Resimler küçük ama proje devasa
- 24 yıl önce İspanya’da başlayan bu inistatifin içinde siz de vardınız. Nasıl başladı ?
- İspanya’da yakın arkadaşlarımdan oluşan küçük bir sanatçı grubu bir araya geldi. Pazarın dışında herhangi bir kuruma ve bir yere bağlı olmadan bir sanatçı inisiyatifi başlatmaya karar verdi. Önce küçük 15-20 kişilik bir gruptular.
- Sizin eserleriniz de bu sergilere katıldı değil mi ?
- Başlangıcından itibaren farklı yıllarda katılımcı olarak bulundum. Sonra zaman içerisinde bir baktım ki sergilerin hacmi genişlemeye başladı. Anlayış olarak da bana çok uyan bir tarafı vardı.
- Hangi yönüyle?
- Her şeyden önce çoğulcu bir yaklaşım, boyutların küçük oluşu onların hareket etme kabiliyetini yükseltiyor. Sonra fiyatlarının normal oluşu, fazla para ayıramayan sanatseverlere ulaşmasını kolaylaştırıyor. Bu yönü farklı mekanlarda sergilememize olanak veriyor.
- Tüm Avrupa’ya nasıl yayıldı?
- Sergiye katılan sanatçıların sayısı artmaya ve bir anlamda prestij kazanmaya başlayınca farklı mekanlardan teklifler geldi. İspanya’nın ardından Fransa, onun ardından Portekiz’de sergiler düzenlendi.
- Türkiye’yi nasıl dahil ettiniz ?
- Ben de bundan beş yıl önce, serginin içinde Türkiye özel bölümü oluşturdum. Önce 25 sanatçının işini götürdüm. Sonra Türkiye’deki sanatçıların da ilgisini çekmeye ve talepler gelmeye başladı. İkinci yıl 30 resim katıldı ve her yıl sayı giderek arttı.
- Beş sene boyunca tüm eserler Avrupa’yı gezdi değil mi?
- Evet çalışmalar tüm Avrupa’da dolaşıyor sonra da buraya geliyor ve biz burada sergiliyoruz. Yani yıl içinde resimler sürekli dolaşımda oluyor. Geçen sene biz organizasyonun Türkiye ayağındaki sergiye “Eve Dönüş” dedik. Dört yıl boyunca biriken eserler vardı. Bu yıl ise Eve Dönüş/ Karşılama dedik. Geçen sene sergilediğimiz işler satılmıştı. Bu kez o arkadaşlardan yeni işler istedik ve dedik ki onları nasıl karşılayacaksınız. Muhteşem bir şey oldu. 5 yılda Türkiye’den 130’a yakın sanatçının işini Avrupa’ya götürdüm. Resimleri boyutları küçük ama proje gerçekten büyük.

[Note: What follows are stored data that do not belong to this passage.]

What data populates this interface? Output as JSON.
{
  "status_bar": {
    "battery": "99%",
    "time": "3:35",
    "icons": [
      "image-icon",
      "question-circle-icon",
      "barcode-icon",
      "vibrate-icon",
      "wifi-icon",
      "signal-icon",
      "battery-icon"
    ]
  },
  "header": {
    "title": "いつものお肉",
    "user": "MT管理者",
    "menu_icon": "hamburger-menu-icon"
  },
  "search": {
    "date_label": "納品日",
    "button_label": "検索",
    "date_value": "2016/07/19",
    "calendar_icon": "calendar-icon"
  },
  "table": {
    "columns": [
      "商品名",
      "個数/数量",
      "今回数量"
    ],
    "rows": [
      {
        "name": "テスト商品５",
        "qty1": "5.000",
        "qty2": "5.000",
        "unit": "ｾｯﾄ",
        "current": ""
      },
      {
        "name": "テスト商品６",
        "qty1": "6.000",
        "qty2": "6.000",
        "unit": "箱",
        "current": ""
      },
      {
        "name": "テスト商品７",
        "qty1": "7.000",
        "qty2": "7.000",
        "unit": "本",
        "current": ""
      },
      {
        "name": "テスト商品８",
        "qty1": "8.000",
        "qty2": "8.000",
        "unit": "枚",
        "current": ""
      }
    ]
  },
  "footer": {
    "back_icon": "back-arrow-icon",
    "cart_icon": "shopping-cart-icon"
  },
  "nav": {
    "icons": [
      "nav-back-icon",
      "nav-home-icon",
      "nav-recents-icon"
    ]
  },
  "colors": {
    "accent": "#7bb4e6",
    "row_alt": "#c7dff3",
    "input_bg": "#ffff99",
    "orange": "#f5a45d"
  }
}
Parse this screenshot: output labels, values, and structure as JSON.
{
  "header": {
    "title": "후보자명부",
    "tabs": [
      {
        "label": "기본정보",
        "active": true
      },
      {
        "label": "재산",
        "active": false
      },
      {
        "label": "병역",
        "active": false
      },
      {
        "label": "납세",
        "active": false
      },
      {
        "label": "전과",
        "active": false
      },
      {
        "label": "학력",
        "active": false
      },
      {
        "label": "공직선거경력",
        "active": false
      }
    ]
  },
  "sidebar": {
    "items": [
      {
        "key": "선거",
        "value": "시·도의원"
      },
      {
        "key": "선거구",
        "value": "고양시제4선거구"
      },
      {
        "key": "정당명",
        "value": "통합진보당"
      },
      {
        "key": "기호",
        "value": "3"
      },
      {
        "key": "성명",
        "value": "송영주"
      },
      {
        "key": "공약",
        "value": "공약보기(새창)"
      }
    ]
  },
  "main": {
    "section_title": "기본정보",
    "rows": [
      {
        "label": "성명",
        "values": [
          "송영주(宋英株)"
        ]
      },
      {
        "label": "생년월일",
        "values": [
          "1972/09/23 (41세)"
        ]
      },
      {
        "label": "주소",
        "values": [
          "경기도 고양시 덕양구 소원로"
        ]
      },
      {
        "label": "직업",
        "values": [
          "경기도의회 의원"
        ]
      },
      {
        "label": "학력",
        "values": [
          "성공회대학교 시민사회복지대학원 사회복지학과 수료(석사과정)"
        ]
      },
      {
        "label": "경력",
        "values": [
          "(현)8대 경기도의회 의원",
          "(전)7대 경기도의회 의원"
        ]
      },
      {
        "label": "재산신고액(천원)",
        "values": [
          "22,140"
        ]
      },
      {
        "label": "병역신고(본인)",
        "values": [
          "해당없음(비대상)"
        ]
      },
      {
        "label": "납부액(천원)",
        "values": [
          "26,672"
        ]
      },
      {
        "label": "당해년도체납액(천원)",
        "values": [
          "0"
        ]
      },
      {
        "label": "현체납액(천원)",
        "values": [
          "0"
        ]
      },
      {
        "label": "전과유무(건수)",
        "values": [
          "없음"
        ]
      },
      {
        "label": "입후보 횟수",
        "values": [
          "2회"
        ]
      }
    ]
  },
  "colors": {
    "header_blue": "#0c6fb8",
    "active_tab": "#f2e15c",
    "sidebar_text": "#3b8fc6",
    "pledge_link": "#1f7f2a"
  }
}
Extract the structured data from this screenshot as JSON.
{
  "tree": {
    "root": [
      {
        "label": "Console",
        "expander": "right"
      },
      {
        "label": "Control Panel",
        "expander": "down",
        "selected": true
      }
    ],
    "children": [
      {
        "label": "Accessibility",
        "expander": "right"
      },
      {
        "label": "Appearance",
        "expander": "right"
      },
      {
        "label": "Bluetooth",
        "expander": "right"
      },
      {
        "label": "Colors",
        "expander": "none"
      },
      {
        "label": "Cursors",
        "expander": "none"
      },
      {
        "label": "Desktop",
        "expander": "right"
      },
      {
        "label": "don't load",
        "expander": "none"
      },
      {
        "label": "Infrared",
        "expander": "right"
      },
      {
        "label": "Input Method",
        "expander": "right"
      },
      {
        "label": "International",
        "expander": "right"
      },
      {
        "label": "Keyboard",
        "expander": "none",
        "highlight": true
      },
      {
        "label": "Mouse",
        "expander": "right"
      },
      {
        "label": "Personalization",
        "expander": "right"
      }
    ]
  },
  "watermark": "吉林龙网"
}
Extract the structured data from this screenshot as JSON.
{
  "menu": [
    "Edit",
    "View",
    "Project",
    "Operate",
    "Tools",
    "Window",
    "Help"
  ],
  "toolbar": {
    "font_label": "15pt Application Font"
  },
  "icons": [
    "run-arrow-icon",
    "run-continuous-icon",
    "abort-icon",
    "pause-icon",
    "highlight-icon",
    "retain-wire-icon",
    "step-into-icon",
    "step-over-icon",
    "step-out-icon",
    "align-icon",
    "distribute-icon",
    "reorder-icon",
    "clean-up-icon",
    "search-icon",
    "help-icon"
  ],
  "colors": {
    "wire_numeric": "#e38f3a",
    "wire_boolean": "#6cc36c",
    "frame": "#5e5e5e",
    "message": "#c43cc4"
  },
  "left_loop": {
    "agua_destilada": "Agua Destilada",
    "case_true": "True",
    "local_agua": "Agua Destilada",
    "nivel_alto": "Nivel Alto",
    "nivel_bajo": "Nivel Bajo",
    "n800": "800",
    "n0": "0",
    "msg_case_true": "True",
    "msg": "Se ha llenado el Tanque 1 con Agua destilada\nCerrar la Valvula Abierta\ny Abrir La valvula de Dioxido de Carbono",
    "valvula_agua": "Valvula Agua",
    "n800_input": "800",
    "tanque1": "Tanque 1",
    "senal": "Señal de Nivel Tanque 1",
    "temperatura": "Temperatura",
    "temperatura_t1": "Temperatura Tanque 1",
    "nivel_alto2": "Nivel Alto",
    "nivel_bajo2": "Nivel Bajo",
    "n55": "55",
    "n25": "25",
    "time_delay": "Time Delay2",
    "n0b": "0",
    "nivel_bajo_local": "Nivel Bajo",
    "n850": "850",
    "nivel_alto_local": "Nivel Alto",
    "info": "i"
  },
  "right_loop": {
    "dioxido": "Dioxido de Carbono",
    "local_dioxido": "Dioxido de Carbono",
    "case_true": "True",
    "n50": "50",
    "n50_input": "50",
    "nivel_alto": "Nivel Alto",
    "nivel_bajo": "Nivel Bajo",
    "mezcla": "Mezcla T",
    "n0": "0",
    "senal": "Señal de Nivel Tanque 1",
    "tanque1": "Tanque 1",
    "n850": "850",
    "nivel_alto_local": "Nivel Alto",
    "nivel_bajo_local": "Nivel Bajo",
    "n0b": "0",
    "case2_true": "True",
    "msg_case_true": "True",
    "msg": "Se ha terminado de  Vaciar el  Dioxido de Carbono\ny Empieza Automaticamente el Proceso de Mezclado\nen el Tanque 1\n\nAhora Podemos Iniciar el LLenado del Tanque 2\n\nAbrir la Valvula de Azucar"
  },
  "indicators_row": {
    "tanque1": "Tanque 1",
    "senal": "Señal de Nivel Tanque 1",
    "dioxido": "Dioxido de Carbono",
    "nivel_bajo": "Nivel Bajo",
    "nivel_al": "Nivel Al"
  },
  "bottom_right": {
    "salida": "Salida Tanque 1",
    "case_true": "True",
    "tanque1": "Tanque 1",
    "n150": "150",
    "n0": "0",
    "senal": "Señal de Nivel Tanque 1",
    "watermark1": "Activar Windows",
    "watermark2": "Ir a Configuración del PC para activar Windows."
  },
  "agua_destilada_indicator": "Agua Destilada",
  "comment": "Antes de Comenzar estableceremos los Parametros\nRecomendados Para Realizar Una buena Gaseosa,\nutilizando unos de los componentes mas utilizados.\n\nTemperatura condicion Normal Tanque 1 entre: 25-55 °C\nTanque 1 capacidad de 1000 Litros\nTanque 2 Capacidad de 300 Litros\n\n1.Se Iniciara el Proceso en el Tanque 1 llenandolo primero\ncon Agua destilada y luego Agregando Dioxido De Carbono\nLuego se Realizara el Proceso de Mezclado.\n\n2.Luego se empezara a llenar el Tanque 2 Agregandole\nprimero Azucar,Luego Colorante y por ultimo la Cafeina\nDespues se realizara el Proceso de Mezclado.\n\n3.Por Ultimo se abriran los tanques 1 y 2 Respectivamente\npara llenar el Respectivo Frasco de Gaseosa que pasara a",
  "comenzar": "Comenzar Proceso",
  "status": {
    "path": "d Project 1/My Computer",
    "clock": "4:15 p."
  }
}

İspanya’dan yola çıktı seneye burada
- Evet, 13 Aralık’ta İspanya’da açılan sergiye 40 Türk sanatçının eserini gönderdim. Yıl boyunca bütün Avrupa’yı gezecek ve gelecek sene eve dönecek. İnsan, hayal kurmadan hiçbir şey yapamıyor. Bu büyük bir hayaldi bizim için ve şu anda yaklaştık. Daha iyi bir yerlere geleceğini ümit ediyorum. Kitaplar yazacağız bu konuda, mutlaka kataloglar yapılacak. Yıl boyunca dönen bir çark yakaladık ve onu devam ettireceğiz.